Monday, February 05, 2007

Federal Circuit Says No to International Law

In a decision that is likely to be heard en banc, a divided panel of the Federal Circuit vacated a district court's order permitting plaintiff to amend his complaint to allege infringement of foreign patents. The panel majority (per Gajarsa, joined by Prost), held that the trial court erred in exercising discetionary power to hear such claims pursuant to the supplementary jurisdiction granted in 28 USC 1367. Judge Newman dissented. This is a very significant opinion. The case is Voda v. Cordis Corp., 2007 WL 269431 (Fed. Cir. Feb. 1, 2007).

This is not a case where the issue was whether to look to foreign law as a source of U.S. law; rather, the question was whether, given jurisdiction over the parties in an action for infringement of a U.S. patent, could plaintiff amend his complaint to include separate claims for infringement of foreign patents, for which the district court would apply foreign law for the foreign claims? The majority seems to have held no, never. The dissent seems to say yes in this case, but each case will have to be decided on its own facts to see whether there a common nucleus of operative facts under United Mine Workers v. Gibbs, 383 U.S. 715 (1966).

In copyright cases, courts have followed the dissent's approach of analyzing the issue on a case by case basis. No case I am aware of has taken the across-the-board approach of the panel majority, nor did the majority base its decision on a failure to find a common nucleus of operative fact. I appreciate the majority's concern about offending the possible interests of other nations and there is also the concern about whether asserting jurisdiction over foreign claims makes sense from an efficiency standpoint. For example, what if a U.S. declares a foreign patent invalid under foreign law? If one replies that a foreign court does not have to give such a ruling any weight, what is the value of having parties litigate the matter initially in the United States? On the other hand, as the dissent points out, U.S. courts routinely apply foreign law in a broad array of commercial contexts, although it is unclear if such decisions are the result of a forum selection clause or other consent of the parties.

3 comments:

Doug H said...

Its not a new issue, and when faced with it before the Fed Cir still used the Gibbs test. See Mars, Inc. v. Kabushiki-Kaisha
Nippon Conlux, 24 F.3d 1368 (Fed. Cir. 1994).
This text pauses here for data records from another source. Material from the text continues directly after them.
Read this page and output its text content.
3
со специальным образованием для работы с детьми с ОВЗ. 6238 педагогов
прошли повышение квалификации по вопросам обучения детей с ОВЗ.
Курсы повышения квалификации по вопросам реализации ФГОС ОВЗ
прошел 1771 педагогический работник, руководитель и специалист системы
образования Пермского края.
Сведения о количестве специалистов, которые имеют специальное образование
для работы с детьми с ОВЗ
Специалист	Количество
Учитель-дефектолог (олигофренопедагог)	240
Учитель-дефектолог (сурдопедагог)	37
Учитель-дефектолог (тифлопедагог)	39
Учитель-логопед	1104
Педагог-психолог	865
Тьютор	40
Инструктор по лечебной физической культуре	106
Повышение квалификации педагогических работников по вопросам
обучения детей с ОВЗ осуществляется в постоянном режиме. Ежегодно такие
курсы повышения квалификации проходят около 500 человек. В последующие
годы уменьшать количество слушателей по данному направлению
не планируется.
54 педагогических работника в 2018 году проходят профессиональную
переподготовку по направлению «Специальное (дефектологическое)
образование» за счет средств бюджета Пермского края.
I don't know if the analogy between copyright and patent works that well for foreign comity issues. Whereas the standards for copyright infringement vary in language but are close enough given common international obligations that a district court can reasonably understand and come to a conclusion on foreign law issues (which happens from time to time in non-IP federal cases), patent infringement law (from claim construction, to infringement analysis, to damages) is much more diverse and complex and varies much more from jurisdiction to jurisdiction. Given how difficult it is for non-technical district courts to even follow US patent law, I can only imagine them trying to understand japanese patent law at the same time and fulfilling the requirements necessary to achieve comity with the japanese court.

I also think this would cause a "floodgate" of foreign patent litigation in the U.S. for one simple reason: discovery. The level of discovery available in U.S. courts exceeds pretty much every other foreign jurisdiction, and coupled with the patent-friendly federal circuit, it would be an invitation to use our courts for extraterritorial battles that we may not (or, perhaps may) want in our courts.

Anonymous said...

doug -
Frankly, I don't see accepting supplemental jurisdiction as opening a floodgate of foreign litigation in the US. First off, it's entirely discretionary. Second, the foreign infringement must also have some component of US infringement even to get in the door.

In some jurisdictions, courts in infringement cases are routinely asked to look to world-wide revenue to measure damages anyway (I'm not sure how successful that strategy really is, but...).

What I think that this ruling does is solidifies the current strategy of small patent owners with international protection: seek damages in the most favorable (or easiest) jurisdiction. Then, at settlement time, the patent owner will waive foreign enforcement rights for a larger settlement upfront.

Anonymous said...

It's spelled "Prost" not "Probst" (like the host of Survivor).